# Hidden Markov model 

In [23]:
from miditoolkit import MidiFile, Instrument, Note

import os
import json
from glob import glob
from collections import Counter, defaultdict

from hmmlearn import hmm
import numpy as np
import random

# MIDI file characteristics

In [24]:
mid_fps = glob('nesmdb_midi/train/*')
print("Number of train files", len(mid_fps))

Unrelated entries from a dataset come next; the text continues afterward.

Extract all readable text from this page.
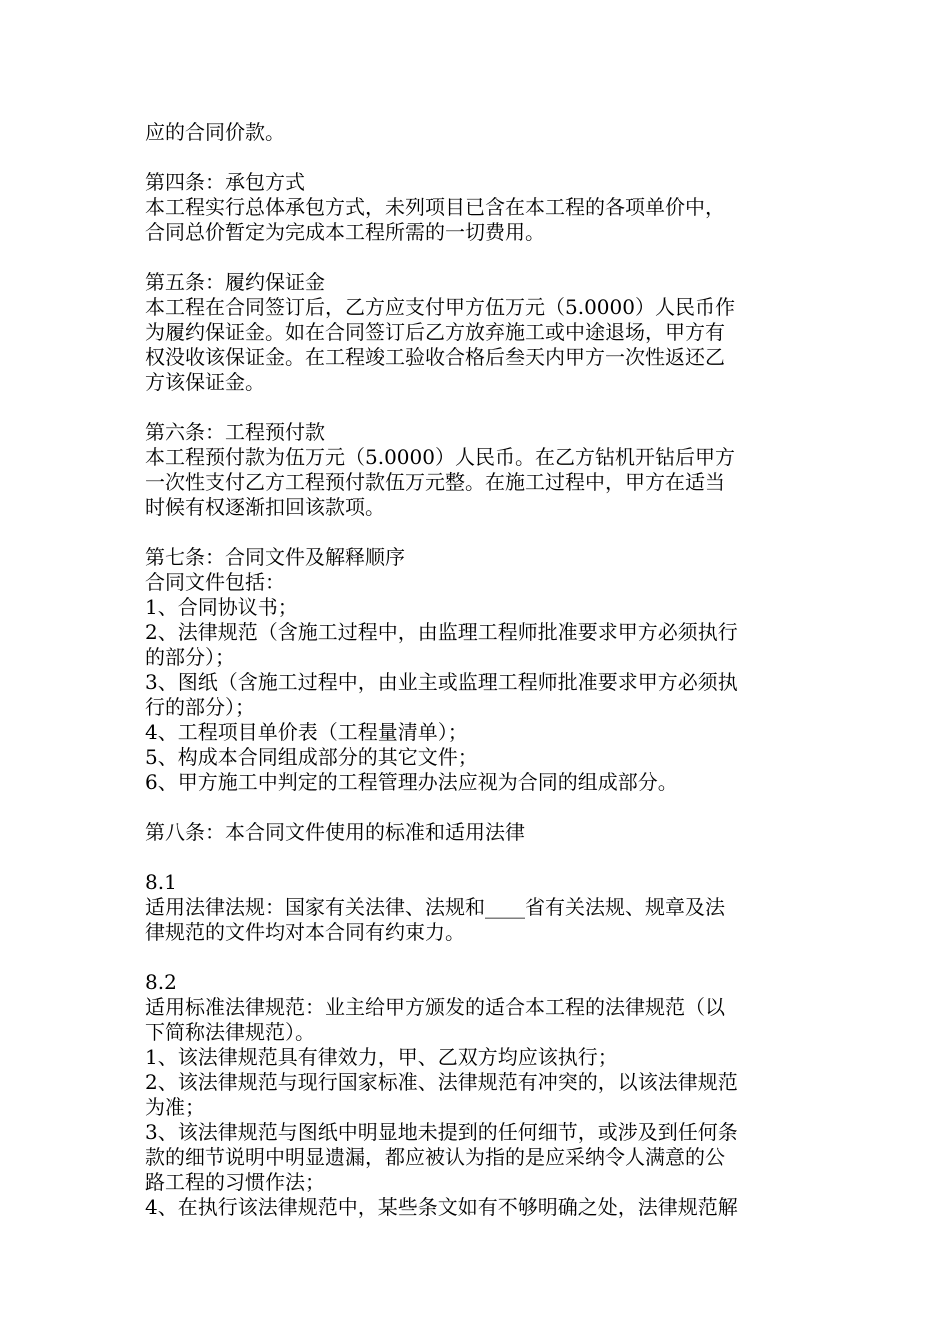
应的合同价款。
第四条：承包方式
本工程实行总体承包方式，未列项目已含在本工程的各项单价中，
合同总价暂定为完成本工程所需的一切费用。
第五条：履约保证金
本工程在合同签订后，乙方应支付甲方伍万元（5.0000）人民币作
为履约保证金。如在合同签订后乙方放弃施工或中途退场，甲方有
权没收该保证金。在工程竣工验收合格后叁天内甲方一次性返还乙
方该保证金。
第六条：工程预付款
本工程预付款为伍万元（5.0000）人民币。在乙方钻机开钻后甲方
一次性支付乙方工程预付款伍万元整。在施工过程中，甲方在适当
时候有权逐渐扣回该款项。
第七条：合同文件及解释顺序
合同文件包括：
1、合同协议书；
2、法律规范（含施工过程中，由监理工程师批准要求甲方必须执行
的部分）；
3、图纸（含施工过程中，由业主或监理工程师批准要求甲方必须执
行的部分）；
4、工程项目单价表（工程量清单）；
5、构成本合同组成部分的其它文件；
6、甲方施工中判定的工程管理办法应视为合同的组成部分。
第八条：本合同文件使用的标准和适用法律
8.1
适用法律法规：国家有关法律、法规和____省有关法规、规章及法
律规范的文件均对本合同有约束力。
8.2
适用标准法律规范：业主给甲方颁发的适合本工程的法律规范（以
下简称法律规范）。
1、该法律规范具有律效力，甲、乙双方均应该执行；
2、该法律规范与现行国家标准、法律规范有冲突的，以该法律规范
为准；
3、该法律规范与图纸中明显地未提到的任何细节，或涉及到任何条
款的细节说明中明显遗漏，都应被认为指的是应采纳令人满意的公
路工程的习惯作法；
4、在执行该法律规范中，某些条文如有不够明确之处，法律规范解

Number of train files 4502


In [25]:
midi = MidiFile(mid_fps[10])
print(midi, '\n')
for i in range(len(midi.instruments)):
    print(midi.instruments[i])
    print(midi.instruments[i].notes[:5], '\n')

ticks per beat: 22050
max tick: 528334
tempo changes: 1
time sig: 2
key sig: 0
markers: 0
lyrics: False
instruments: 4 

Instrument(program=80, is_drum=False, name=p1) - 61 notes
[Note(velocity=5, pitch=50, start=21, end=2926), Note(velocity=5, pitch=52, start=4402, end=7330), Note(velocity=5, pitch=53, start=8804, end=11719), Note(velocity=5, pitch=52, start=13195, end=16123), Note(velocity=5, pitch=43, start=17603, end=20525)] 

Instrument(program=81, is_drum=False, name=p2) - 79 notes
[Note(velocity=15, pitch=57, start=1, end=460), Note(velocity=15, pitch=50, start=460, end=919), Note(velocity=15, pitch=43, start=919, end=1379), Note(velocity=15, pitch=36, start=1379, end=1838), Note(velocity=9, pitch=64, start=17585, end=17916)] 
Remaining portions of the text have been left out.